Galveston Housing Unit Allocation#

Housing Unit Allocation using Galveston Oregon Housing Unit Inventory Notebook from https://github.com/IN-CORE/pyincore/tree/develop/pyincore/analyses/housingunitallocation

import pandas as pd
import numpy as np
import sys # For displaying package versions
import os # For managing directories and file paths if drive is mounted


from pyincore import IncoreClient, Dataset, FragilityService, MappingSet, DataService
from pyincore.analyses.housingunitallocation import HousingUnitAllocation
client = IncoreClient()
# Check package versions - good practice for replication
print("Python Version ",sys.version)
print("pandas version: ", pd.__version__)
print("numpy version: ", np.__version__)
# Check working directory - good practice for relative path access
os.getcwd()

Initial Interdependent Community Description - Galveston, Texas#

Explore building inventory and social systems.
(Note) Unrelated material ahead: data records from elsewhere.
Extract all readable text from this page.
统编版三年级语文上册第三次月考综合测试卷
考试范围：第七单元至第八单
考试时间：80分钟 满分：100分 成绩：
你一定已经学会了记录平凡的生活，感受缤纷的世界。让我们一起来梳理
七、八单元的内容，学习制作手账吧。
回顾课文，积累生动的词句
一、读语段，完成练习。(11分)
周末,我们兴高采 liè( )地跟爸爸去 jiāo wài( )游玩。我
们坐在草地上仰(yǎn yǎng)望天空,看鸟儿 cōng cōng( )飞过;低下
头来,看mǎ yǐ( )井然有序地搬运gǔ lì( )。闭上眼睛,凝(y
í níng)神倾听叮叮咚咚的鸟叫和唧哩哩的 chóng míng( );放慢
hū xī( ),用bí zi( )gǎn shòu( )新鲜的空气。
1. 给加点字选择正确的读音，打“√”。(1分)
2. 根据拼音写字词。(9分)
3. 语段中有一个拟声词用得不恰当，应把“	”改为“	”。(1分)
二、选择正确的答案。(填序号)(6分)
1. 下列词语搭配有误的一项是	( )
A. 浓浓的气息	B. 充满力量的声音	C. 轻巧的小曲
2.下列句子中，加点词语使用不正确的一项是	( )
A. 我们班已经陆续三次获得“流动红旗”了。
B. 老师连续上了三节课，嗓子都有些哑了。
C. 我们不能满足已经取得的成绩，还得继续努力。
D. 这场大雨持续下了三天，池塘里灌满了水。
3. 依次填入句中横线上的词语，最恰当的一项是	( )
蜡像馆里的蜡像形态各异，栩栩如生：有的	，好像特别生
Specifically look at how the building inventory connects with the housing unit inventory using the housing unit allocation. The housing unit allocation method will provide detail demographic characteristics for the community allocated to each structure.

# Galveston, TX Housing unit inventory
housing_unit_inv = "5fc6ab1cd2066956f49e7a03"
# Galveston, TX Address point inventory
address_point_inv = "5fc6aadcc38a0722f563392e"
# Galveston, TX Building inventory
building_inv = "60354b6c123b4036e6837ef7"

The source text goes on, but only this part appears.